Die Münchner Polizei hat weltweit die größten Erfahrungen mit einem riesigen Volksfest und mit der Sicherung einer Millionenstadt. Man sollte ihre Vorschläge aufgreifen, statt mit kontroversen Debatten in jeglicher Richtung weitere Angst zu schüren. Und noch was: Selbst nach Nine Eleven ist nichts geschehen. Aber die Zahl der Trittbrettfahrer, die Fehlalarm auslösen wollten, war gespenstisch. Und bei dem Amoklauf im Mosacher Einkaufs-Zentrum gab es nicht nur tolle „Open-Door-Angebote“ im Netz, sondern auch jede Menge Fehl-Alarm, der völlig unangebrachte Panik auslöste. Wer sachdienliche Hinweise hat und effektvoll ins Netz stellen kann, der kann auch stattdessen einfach 110 wählen – und damit sicherstellen, dass er Sicherheit und nicht Unsicherheit schafft!

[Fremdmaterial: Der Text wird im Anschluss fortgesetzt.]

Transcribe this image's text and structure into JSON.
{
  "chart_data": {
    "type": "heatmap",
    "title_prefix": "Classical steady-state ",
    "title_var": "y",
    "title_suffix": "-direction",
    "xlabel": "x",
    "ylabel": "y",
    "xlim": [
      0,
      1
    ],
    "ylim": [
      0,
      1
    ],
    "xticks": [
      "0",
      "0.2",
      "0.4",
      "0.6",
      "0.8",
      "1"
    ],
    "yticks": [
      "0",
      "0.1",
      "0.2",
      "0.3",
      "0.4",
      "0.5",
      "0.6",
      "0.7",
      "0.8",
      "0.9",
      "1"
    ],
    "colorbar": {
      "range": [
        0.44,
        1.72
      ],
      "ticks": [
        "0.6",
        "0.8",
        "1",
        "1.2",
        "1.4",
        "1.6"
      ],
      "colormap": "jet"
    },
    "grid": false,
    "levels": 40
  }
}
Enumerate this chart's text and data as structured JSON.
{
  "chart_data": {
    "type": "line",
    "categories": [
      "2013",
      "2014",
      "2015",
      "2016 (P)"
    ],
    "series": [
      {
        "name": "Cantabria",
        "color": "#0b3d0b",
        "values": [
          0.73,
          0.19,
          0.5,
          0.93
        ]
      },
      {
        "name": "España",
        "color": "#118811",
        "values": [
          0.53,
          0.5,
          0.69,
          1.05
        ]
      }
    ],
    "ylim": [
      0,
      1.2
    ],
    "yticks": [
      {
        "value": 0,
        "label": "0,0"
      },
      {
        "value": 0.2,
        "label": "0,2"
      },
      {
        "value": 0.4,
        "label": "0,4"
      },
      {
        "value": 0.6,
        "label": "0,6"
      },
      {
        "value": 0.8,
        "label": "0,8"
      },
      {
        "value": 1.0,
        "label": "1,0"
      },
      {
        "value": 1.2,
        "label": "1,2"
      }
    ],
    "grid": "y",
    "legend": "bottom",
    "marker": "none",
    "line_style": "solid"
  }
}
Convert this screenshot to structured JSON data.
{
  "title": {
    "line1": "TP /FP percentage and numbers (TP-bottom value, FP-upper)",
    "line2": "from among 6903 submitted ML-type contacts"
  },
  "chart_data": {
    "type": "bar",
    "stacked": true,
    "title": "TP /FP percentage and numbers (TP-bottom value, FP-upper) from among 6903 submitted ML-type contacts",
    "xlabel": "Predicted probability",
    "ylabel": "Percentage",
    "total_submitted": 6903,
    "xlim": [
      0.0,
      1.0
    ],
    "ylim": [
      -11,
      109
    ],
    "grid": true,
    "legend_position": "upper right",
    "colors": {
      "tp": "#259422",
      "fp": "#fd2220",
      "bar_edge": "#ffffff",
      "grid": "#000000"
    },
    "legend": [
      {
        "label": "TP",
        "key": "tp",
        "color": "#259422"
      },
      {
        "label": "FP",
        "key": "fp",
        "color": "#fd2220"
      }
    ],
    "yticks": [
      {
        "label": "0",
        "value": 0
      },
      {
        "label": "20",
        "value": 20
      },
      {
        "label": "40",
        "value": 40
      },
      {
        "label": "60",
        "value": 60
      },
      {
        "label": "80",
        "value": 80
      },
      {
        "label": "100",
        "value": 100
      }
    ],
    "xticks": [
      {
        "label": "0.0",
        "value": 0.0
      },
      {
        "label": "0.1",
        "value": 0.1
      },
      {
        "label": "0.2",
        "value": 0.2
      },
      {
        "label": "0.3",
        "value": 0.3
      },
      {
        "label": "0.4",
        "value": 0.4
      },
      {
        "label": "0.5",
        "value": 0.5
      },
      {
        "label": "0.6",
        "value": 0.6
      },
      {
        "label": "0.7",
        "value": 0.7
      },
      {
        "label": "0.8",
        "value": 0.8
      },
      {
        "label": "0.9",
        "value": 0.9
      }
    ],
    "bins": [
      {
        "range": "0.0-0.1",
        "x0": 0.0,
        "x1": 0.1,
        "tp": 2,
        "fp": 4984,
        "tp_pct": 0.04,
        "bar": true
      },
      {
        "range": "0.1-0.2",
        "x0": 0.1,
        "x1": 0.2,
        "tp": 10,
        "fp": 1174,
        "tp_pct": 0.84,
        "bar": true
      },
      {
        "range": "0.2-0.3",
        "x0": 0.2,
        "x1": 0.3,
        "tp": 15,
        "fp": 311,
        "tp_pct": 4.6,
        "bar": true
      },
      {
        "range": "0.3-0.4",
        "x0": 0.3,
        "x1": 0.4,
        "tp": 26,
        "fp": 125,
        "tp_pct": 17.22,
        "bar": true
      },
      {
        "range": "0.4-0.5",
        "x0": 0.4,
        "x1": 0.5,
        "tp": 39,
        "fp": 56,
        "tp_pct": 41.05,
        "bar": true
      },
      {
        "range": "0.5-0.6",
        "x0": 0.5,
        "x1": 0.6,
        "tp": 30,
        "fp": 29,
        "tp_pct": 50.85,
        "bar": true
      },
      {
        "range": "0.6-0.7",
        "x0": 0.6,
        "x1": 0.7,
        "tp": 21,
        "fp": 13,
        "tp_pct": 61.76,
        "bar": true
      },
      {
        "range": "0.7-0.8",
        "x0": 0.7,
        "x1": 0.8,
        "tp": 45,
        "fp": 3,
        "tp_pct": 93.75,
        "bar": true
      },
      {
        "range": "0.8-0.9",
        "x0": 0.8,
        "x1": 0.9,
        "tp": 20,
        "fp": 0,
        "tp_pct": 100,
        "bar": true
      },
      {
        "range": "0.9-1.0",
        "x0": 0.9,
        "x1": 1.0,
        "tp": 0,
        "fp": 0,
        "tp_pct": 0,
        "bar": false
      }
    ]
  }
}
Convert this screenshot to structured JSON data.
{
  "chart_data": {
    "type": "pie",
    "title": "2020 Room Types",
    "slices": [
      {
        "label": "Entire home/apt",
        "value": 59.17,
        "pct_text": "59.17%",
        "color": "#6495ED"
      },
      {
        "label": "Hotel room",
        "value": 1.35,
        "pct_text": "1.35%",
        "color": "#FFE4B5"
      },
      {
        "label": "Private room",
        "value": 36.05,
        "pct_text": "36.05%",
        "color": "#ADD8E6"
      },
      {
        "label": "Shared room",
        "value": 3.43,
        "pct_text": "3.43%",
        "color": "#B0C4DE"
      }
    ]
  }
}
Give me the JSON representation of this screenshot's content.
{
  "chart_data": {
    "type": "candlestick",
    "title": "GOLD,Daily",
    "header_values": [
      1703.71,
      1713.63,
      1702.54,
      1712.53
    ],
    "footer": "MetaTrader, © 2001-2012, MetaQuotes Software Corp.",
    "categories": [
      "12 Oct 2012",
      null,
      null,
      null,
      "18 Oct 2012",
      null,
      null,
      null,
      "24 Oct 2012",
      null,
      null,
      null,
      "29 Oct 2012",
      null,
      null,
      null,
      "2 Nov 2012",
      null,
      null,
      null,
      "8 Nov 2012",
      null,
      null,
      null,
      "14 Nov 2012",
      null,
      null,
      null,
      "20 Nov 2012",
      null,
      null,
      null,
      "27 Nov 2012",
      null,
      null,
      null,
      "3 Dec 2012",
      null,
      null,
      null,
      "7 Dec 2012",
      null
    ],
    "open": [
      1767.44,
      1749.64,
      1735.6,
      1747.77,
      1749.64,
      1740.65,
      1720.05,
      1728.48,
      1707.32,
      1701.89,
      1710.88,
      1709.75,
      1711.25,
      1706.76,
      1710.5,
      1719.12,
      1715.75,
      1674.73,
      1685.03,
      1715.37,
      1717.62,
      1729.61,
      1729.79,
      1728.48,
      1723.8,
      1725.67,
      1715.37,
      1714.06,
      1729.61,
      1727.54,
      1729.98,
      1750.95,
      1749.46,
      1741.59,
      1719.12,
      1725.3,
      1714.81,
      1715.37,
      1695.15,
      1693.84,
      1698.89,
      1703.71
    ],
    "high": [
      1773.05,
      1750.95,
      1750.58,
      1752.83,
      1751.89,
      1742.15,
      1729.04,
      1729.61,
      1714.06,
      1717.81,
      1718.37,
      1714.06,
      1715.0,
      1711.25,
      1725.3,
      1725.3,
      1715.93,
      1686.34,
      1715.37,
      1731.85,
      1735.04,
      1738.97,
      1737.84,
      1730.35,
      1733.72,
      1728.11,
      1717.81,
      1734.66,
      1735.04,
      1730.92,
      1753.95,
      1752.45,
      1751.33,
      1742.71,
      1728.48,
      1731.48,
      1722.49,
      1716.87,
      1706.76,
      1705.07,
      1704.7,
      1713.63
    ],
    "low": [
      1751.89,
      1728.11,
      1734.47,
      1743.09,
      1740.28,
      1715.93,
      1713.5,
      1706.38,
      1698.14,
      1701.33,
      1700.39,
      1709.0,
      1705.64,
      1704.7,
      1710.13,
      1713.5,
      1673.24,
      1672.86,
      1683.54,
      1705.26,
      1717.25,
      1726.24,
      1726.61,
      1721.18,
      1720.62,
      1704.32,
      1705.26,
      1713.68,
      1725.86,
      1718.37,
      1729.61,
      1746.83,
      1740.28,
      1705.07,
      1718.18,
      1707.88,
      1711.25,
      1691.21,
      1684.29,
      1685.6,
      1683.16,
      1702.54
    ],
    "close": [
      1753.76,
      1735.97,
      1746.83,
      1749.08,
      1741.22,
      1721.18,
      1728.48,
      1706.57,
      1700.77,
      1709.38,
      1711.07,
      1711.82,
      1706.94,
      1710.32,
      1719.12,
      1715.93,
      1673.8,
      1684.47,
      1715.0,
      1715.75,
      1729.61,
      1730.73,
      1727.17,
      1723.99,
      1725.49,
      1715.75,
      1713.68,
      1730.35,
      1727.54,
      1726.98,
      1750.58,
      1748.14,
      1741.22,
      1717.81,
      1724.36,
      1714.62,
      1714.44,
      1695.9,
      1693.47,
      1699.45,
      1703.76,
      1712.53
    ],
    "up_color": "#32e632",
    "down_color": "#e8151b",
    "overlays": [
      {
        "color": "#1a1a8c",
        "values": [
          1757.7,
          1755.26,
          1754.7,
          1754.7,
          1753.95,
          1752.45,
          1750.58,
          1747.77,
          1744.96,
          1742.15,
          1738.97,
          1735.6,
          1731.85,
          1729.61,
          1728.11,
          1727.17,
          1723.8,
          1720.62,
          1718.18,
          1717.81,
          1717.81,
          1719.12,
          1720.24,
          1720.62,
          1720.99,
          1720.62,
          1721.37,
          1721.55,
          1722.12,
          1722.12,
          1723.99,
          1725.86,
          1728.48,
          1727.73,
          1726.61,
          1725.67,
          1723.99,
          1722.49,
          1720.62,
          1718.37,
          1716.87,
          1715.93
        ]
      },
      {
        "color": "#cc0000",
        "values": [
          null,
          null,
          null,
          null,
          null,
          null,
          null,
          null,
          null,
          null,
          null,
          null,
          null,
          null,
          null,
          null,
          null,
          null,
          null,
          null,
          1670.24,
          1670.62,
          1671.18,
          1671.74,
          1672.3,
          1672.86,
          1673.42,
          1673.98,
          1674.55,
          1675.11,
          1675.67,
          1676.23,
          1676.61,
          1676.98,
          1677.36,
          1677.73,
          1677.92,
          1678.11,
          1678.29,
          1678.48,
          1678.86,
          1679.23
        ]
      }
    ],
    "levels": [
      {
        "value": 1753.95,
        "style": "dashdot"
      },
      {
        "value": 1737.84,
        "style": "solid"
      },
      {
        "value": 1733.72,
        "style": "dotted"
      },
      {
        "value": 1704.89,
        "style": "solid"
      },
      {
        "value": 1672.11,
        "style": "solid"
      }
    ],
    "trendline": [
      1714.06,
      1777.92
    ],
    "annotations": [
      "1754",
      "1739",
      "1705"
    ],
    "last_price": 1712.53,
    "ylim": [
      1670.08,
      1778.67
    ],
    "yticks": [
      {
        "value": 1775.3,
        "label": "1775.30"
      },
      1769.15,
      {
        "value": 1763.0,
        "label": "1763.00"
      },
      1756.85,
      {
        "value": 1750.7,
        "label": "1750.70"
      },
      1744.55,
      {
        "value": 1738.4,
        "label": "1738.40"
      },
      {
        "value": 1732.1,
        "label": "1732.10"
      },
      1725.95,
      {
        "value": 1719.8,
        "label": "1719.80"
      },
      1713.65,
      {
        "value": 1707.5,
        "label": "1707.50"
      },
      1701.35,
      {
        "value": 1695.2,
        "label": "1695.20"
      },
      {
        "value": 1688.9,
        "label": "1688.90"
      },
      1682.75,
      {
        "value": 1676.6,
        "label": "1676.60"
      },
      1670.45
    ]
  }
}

2016 hat sich nicht die Welt verändert – sondern uns ist vieles bewusster geworden, was wir vorher erstaunlich erfolgreich verdrängt haben. Wer sein Leben im allgemeinen und die Wiesn im besonderen genießen will, kann und soll das tun – ohne jede absolute Sicherheit, die es noch nie gegeben hat. In diesem Sinne: Auf eine friedliche  Wiesn! Wir sehen uns!